Charity working to enhance outdoor learning and play for children urges responses to Airports Commission noise consultation
An organisation called “Learning through Landscapes”, which works to help children benefit from good, stimulating outdoor learning and play in their education, has raised concerns about aircraft noise along flight paths. The Airports Commission currently has a public consultation on noise, and in its discussion document it raises the issues of children, schooling and aircraft noise. Learning through Landscapes encourages all those with an interest or concern about aircraft noise and childrens’ education – inside the classroom, or learning outdoors, to submit their views by the 6th September deadline. The discussion document states: “Over 20 studies, both epidemiological and experimental, have shown negative effects of noise on reading ability and memory development in children. Several links between chronic noise exposure and children’s cognition have been suggested, including teacher and pupil frustration, learned helplessness, impaired attention, increased arousal, indiscriminate filtering out of noise during cognitive activities resulting in loss of attention, noise annoyance, and sleep disturbance. “
Aviation Noise Impacts Learning…
30 July 2013 (Learning through Landscapes)
A recent report [it is actually a discussion document, for public consultation] by an independent commission [the Airports Commission] into aviation noise has highlighted that there are clear links to impaired cognition in children exposed to high levels of noise, such as those experienced under the flight path of a major airport.
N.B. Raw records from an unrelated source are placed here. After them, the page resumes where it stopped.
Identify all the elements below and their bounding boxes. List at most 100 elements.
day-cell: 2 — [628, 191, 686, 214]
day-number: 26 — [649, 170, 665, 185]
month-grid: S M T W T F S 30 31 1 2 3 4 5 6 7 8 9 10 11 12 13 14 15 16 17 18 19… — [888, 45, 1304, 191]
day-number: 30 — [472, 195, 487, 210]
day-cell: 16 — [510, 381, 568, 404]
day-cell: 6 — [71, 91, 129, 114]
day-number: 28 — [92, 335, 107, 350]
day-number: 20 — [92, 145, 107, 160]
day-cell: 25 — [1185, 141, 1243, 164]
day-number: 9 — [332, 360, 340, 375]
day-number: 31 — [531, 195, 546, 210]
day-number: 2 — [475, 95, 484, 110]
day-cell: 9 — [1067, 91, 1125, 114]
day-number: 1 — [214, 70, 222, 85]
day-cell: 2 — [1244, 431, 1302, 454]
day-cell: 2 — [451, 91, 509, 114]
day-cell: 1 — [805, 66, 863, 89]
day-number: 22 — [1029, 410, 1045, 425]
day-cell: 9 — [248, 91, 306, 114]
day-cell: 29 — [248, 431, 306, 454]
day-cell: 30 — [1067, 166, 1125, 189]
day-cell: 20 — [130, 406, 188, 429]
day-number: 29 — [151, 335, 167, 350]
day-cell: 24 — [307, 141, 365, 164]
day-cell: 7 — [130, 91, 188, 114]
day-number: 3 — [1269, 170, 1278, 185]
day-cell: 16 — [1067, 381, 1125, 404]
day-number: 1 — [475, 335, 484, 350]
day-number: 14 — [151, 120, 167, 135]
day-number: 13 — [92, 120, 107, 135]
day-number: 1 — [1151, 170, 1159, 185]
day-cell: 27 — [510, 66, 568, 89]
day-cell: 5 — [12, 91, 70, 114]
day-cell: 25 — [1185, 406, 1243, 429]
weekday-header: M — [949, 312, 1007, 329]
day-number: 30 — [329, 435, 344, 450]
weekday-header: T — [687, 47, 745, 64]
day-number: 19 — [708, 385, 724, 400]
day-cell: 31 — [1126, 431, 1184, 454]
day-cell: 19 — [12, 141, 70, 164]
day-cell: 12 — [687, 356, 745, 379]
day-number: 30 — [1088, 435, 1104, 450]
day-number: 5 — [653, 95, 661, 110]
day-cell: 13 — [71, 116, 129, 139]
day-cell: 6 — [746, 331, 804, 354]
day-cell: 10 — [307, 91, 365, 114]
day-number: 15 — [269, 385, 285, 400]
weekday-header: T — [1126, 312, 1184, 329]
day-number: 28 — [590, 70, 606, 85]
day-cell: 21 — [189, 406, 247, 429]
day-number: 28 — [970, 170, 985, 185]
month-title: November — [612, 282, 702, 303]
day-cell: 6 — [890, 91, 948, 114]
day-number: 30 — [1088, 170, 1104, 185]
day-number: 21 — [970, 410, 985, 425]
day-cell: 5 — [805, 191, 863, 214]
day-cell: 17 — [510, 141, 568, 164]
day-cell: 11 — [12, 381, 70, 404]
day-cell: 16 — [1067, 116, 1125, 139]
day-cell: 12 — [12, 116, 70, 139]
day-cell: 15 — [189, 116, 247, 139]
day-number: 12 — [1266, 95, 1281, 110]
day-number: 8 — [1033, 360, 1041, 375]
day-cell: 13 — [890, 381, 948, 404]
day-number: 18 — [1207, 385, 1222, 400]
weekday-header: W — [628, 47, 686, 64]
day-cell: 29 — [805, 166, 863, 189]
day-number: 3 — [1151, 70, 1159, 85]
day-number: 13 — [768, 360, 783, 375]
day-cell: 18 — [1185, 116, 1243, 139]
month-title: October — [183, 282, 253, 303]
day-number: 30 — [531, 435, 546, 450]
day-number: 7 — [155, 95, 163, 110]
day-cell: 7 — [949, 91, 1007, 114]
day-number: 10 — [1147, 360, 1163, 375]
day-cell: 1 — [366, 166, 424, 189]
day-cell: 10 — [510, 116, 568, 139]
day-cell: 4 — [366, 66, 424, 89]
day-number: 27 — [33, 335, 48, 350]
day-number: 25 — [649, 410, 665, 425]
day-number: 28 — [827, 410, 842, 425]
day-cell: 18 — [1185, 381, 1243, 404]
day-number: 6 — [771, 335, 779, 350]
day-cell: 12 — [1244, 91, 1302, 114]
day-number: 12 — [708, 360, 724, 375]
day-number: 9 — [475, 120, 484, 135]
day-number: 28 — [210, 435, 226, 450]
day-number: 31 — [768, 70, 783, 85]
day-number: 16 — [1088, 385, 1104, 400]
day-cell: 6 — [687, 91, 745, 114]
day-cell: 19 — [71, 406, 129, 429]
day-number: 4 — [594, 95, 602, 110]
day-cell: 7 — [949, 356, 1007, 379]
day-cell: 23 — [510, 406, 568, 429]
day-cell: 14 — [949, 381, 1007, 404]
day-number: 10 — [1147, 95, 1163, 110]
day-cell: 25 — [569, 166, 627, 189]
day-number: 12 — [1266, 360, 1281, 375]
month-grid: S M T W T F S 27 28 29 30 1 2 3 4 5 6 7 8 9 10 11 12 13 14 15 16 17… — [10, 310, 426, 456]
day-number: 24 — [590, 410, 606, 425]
Worryingly the report [discussion document], by the Airports Commission, states that:
“The evidence surrounding cognitive impairment in children exposed to noise is somewhat clearer than that surrounding other noise impacts on children. Over 20 studies, both epidemiological and experimental, have shown negative effects of noise on reading ability and memory development in children. Several links between chronic noise exposure and children’s cognition have been suggested, including teacher and pupil frustration, learned helplessness, impaired attention, increased arousal, indiscriminate filtering out of noise during cognitive activities resulting in loss of attention, noise annoyance, and sleep disturbance. These impacts are magnified when learning activities are undertaken outdoors. Noise has been commonly shown to affect children’s central processing and language skills, reading comprehension, memory and attention ability. These effects could seemingly impair long term educational attainment, though this aspect is less well evidenced.”
The [Commission’s document] also says:
“The European RANCH study found that road traffic noise had no observed effect on children’s reading or memory….. With aircraft noise, however, the study showed that students suffered impaired reading comprehension and recognition memory. This is likely to be because of the transient nature of aircraft movements, with short term peaks in noise affecting concentration and providing distraction. On the other hand, it is more likely that children will habituate to road noise during school hours, as it is generally experienced at a more constant level.”
We are seeing more activity in the press about proposals for increasing the numbers of runways in the UK and it is essential that mitigating work takes place for those schools that would be affected.
This could include the airline industry providing funds for schools to make trips to quieter outdoor spaces to support their learning or further investment in the exploration of active noise control methodologies in school grounds.
If you have a view then please do respond by September 6th to the Airports Commission discussion document on noise at the link below.
What is Learning through Landscapes:
Learning through Landscapes helps children to connect with nature, become more active, learn outdoors, develop social skills and have fun.
Our vision is that every child benefits from stimulating outdoor learning and play in their education.
What we do
We aim to enable children to connect with nature, be more active, be more engaged with their learning, develop their social skills and have fun!
Where possible we encourage young people to have a say in the way their grounds are used and improved. As a result they learn to create and look after something valuable; their self-esteem grows and their behaviour improves, along with their potential to learn and achieve.
We do this through three avenues:
- advocating the benefits of outdoor learning and play at school and pre school.
- inspiring and enabling the design and development of outdoor environments to support children’s development.
- inspiring and enabling teachers and early years practitioners to develop the confidence, ideas and skills they need to make better use of outdoor spaces.
We focus our resources on educational settings, because we believe that this is where children will derive the greatest benefit. The school playground is the one outside space that children have frequent access to. Despite the proven benefits of outdoor learning and play, 8 in 10 teachers believe that their school is failing to make the most of these valuable spaces for children.